John Wood Dodge
- Also known as
- John W. Dodge
- Died
- Pomona, Tennessee, United States
- Biography
John Wood Dodge displayed an early talent for drawing, and when he was about sixteen years old he was apprenticed to a sign painter. Eager to pursue what he later described as "some higher branch of art," Dodge borrowed some miniatures from a friend and began to copy them. When his apprenticeship ended, he set up his own studio and began his professional career as a miniature painter.
Although he had no formal art training, Dodge practiced drawing from casts and statuary at the school of the National Academy of Design in the winter of 1826–27. In 1830, and regularly through 1838, his work was exhibited at the Academy. In 1838 Dodge left New York and headed south, where he hoped to find more work and less expensive living. After a brief stay in Alabama, he settled in Nashville, Tennessee, for the next twenty-one years. The rent on his studio was often paid by painting miniatures for his landlords, but Dodge also executed portraits of prominent statesmen and local citizens. Among these was Andrew Jackson, whom he painted in 1842. Dodge considered it, as he stated, "the most correct and perfect picture I ever painted." An engraving based on this miniature was produced and sold well, lauded by the New York Plebian, which stated, "No Democrat should be without this portrait in his house."

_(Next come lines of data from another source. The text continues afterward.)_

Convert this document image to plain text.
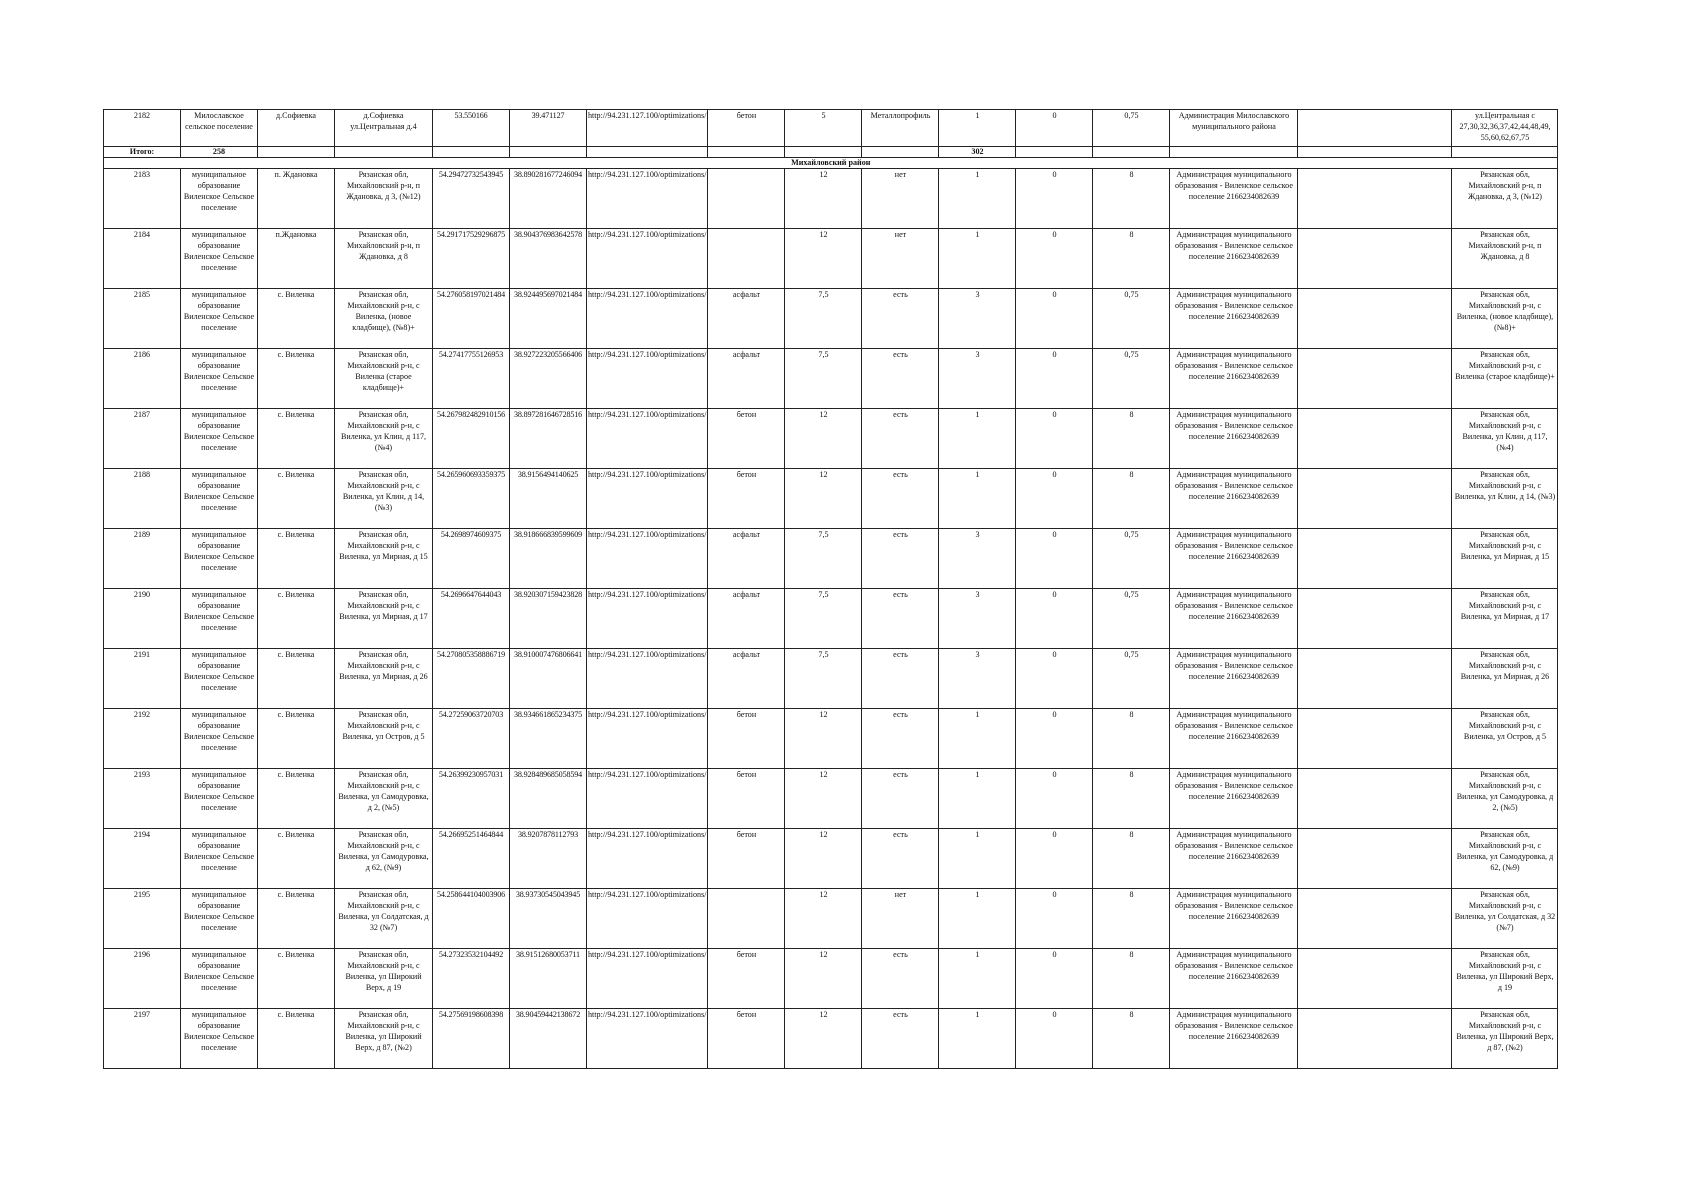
2182	Милославское сельское поселение	д.Софиевка	д.Софиевка ул.Центральная д.4	53.550166	39.471127	http://94.231.127.100/optimizations/	бетон	5	Металлопрофиль	1	0	0,75	Администрация Милославского муниципального района		ул.Центральная с 27,30,32,36,37,42,44,48,49, 55,60,62,67,75
Итого:	258									302					
Михайловский район															
2183	муниципальное образование Виленское Сельское поселение	п. Ждановка	Рязанская обл, Михайловский р-н, п Ждановка, д 3, (№12)	54.29472732543945	38.890281677246094	http://94.231.127.100/optimizations/		12	нет	1	0	8	Администрация муниципального образования - Виленское сельское поселение 2166234082639		Рязанская обл, Михайловский р-н, п Ждановка, д 3, (№12)
2184	муниципальное образование Виленское Сельское поселение	п.Ждановка	Рязанская обл, Михайловский р-н, п Ждановка, д 8	54.291717529296875	38.904376983642578	http://94.231.127.100/optimizations/		12	нет	1	0	8	Администрация муниципального образования - Виленское сельское поселение 2166234082639		Рязанская обл, Михайловский р-н, п Ждановка, д 8
2185	муниципальное образование Виленское Сельское поселение	с. Виленка	Рязанская обл, Михайловский р-н, с Виленка, (новое кладбище), (№8)+	54.276058197021484	38.924495697021484	http://94.231.127.100/optimizations/	асфальт	7,5	есть	3	0	0,75	Администрация муниципального образования - Виленское сельское поселение 2166234082639		Рязанская обл, Михайловский р-н, с Виленка, (новое кладбище), (№8)+
2186	муниципальное образование Виленское Сельское поселение	с. Виленка	Рязанская обл, Михайловский р-н, с Виленка (старое кладбище)+	54.27417755126953	38.927223205566406	http://94.231.127.100/optimizations/	асфальт	7,5	есть	3	0	0,75	Администрация муниципального образования - Виленское сельское поселение 2166234082639		Рязанская обл, Михайловский р-н, с Виленка (старое кладбище)+
2187	муниципальное образование Виленское Сельское поселение	с. Виленка	Рязанская обл, Михайловский р-н, с Виленка, ул Клин, д 117, (№4)	54.267982482910156	38.897281646728516	http://94.231.127.100/optimizations/	бетон	12	есть	1	0	8	Администрация муниципального образования - Виленское сельское поселение 2166234082639		Рязанская обл, Михайловский р-н, с Виленка, ул Клин, д 117, (№4)
2188	муниципальное образование Виленское Сельское поселение	с. Виленка	Рязанская обл, Михайловский р-н, с Виленка, ул Клин, д 14, (№3)	54.265960693359375	38.9156494140625	http://94.231.127.100/optimizations/	бетон	12	есть	1	0	8	Администрация муниципального образования - Виленское сельское поселение 2166234082639		Рязанская обл, Михайловский р-н, с Виленка, ул Клин, д 14, (№3)
2189	муниципальное образование Виленское Сельское поселение	с. Виленка	Рязанская обл, Михайловский р-н, с Виленка, ул Мирная, д 15	54.2698974609375	38.918666839599609	http://94.231.127.100/optimizations/	асфальт	7,5	есть	3	0	0,75	Администрация муниципального образования - Виленское сельское поселение 2166234082639		Рязанская обл, Михайловский р-н, с Виленка, ул Мирная, д 15
2190	муниципальное образование Виленское Сельское поселение	с. Виленка	Рязанская обл, Михайловский р-н, с Виленка, ул Мирная, д 17	54.2696647644043	38.920307159423828	http://94.231.127.100/optimizations/	асфальт	7,5	есть	3	0	0,75	Администрация муниципального образования - Виленское сельское поселение 2166234082639		Рязанская обл, Михайловский р-н, с Виленка, ул Мирная, д 17
2191	муниципальное образование Виленское Сельское поселение	с. Виленка	Рязанская обл, Михайловский р-н, с Виленка, ул Мирная, д 26	54.270805358886719	38.910007476806641	http://94.231.127.100/optimizations/	асфальт	7,5	есть	3	0	0,75	Администрация муниципального образования - Виленское сельское поселение 2166234082639		Рязанская обл, Михайловский р-н, с Виленка, ул Мирная, д 26
2192	муниципальное образование Виленское Сельское поселение	с. Виленка	Рязанская обл, Михайловский р-н, с Виленка, ул Остров, д 5	54.27259063720703	38.934661865234375	http://94.231.127.100/optimizations/	бетон	12	есть	1	0	8	Администрация муниципального образования - Виленское сельское поселение 2166234082639		Рязанская обл, Михайловский р-н, с Виленка, ул Остров, д 5
2193	муниципальное образование Виленское Сельское поселение	с. Виленка	Рязанская обл, Михайловский р-н, с Виленка, ул Самодуровка, д 2, (№5)	54.26399230957031	38.928489685058594	http://94.231.127.100/optimizations/	бетон	12	есть	1	0	8	Администрация муниципального образования - Виленское сельское поселение 2166234082639		Рязанская обл, Михайловский р-н, с Виленка, ул Самодуровка, д 2, (№5)
2194	муниципальное образование Виленское Сельское поселение	с. Виленка	Рязанская обл, Михайловский р-н, с Виленка, ул Самодуровка, д 62, (№9)	54.26695251464844	38.9207878112793	http://94.231.127.100/optimizations/	бетон	12	есть	1	0	8	Администрация муниципального образования - Виленское сельское поселение 2166234082639		Рязанская обл, Михайловский р-н, с Виленка, ул Самодуровка, д 62, (№9)
2195	муниципальное образование Виленское Сельское поселение	с. Виленка	Рязанская обл, Михайловский р-н, с Виленка, ул Солдатская, д 32 (№7)	54.258644104003906	38.93730545043945	http://94.231.127.100/optimizations/		12	нет	1	0	8	Администрация муниципального образования - Виленское сельское поселение 2166234082639		Рязанская обл, Михайловский р-н, с Виленка, ул Солдатская, д 32 (№7)
2196	муниципальное образование Виленское Сельское поселение	с. Виленка	Рязанская обл, Михайловский р-н, с Виленка, ул Широкий Верх, д 19	54.27323532104492	38.91512680053711	http://94.231.127.100/optimizations/	бетон	12	есть	1	0	8	Администрация муниципального образования - Виленское сельское поселение 2166234082639		Рязанская обл, Михайловский р-н, с Виленка, ул Широкий Верх, д 19
2197	муниципальное образование Виленское Сельское поселение	с. Виленка	Рязанская обл, Михайловский р-н, с Виленка, ул Широкий Верх, д 87, (№2)	54.27569198608398	38.90459442138672	http://94.231.127.100/optimizations/	бетон	12	есть	1	0	8	Администрация муниципального образования - Виленское сельское поселение 2166234082639		Рязанская обл, Михайловский р-н, с Виленка, ул Широкий Верх, д 87, (№2)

In 1845 Dodge bought 150 acres of land in the Cumberland Mountains about 150 miles from Nashville, where he built a log house and developed an apple orchard. To pay the bills he embarked on several ambitious painting projects, including the execution of dioramas. By 1850, the invention of photograph had put a dent in the market for miniature paintings. Dodge complained in an article he published in 1840, "Painting and Daguerreotype," that the new medium had several drawbacks, such as its lack of color and the glare on the images. However, he faced reality in the 1850s and began to take photographs himself.
In 1861, Dodge's loyalty to the Union led him to leave Tennessee when the people of his adopted state voted to secede. He returned to New York City destitute and, with miniature painting in decline, made his living largely as a photographer. However, he continued to paint, and in 1865 executed a portrait of President Andrew Johnson, copies of which were sold in photographic form. With his financial situation precarious, Dodge moved to Chicago, where he lived from 1870 to 1888. He served as vice president of the Chicago Academy of Design in 1874–75. In 1889 Dodge returned to his homestead in Tennessee, where he continued to paint miniatures and landscapes until his death in 1893.
National Museum of American Art (CD-ROM) (New York and Washington D.C.: MacMillan Digital in cooperation with the National Museum of American Art, 1996)
- Luce Artist Biography
A self-taught miniaturist, John Wood Dodge developed considerable talent in a short period of time. Due to frail health, he moved from New York City to the Cumberland Mountains in Tennessee, where he bought land and cultivated orchards. He traveled extensively through the South, painting miniatures and taking photographs. He moved to New York during the Civil War, but returned to Tennessee in 1889. His portrait miniature of General Andrew Jackson, painted in 1842, was engraved for the United States postage stamp of 1863.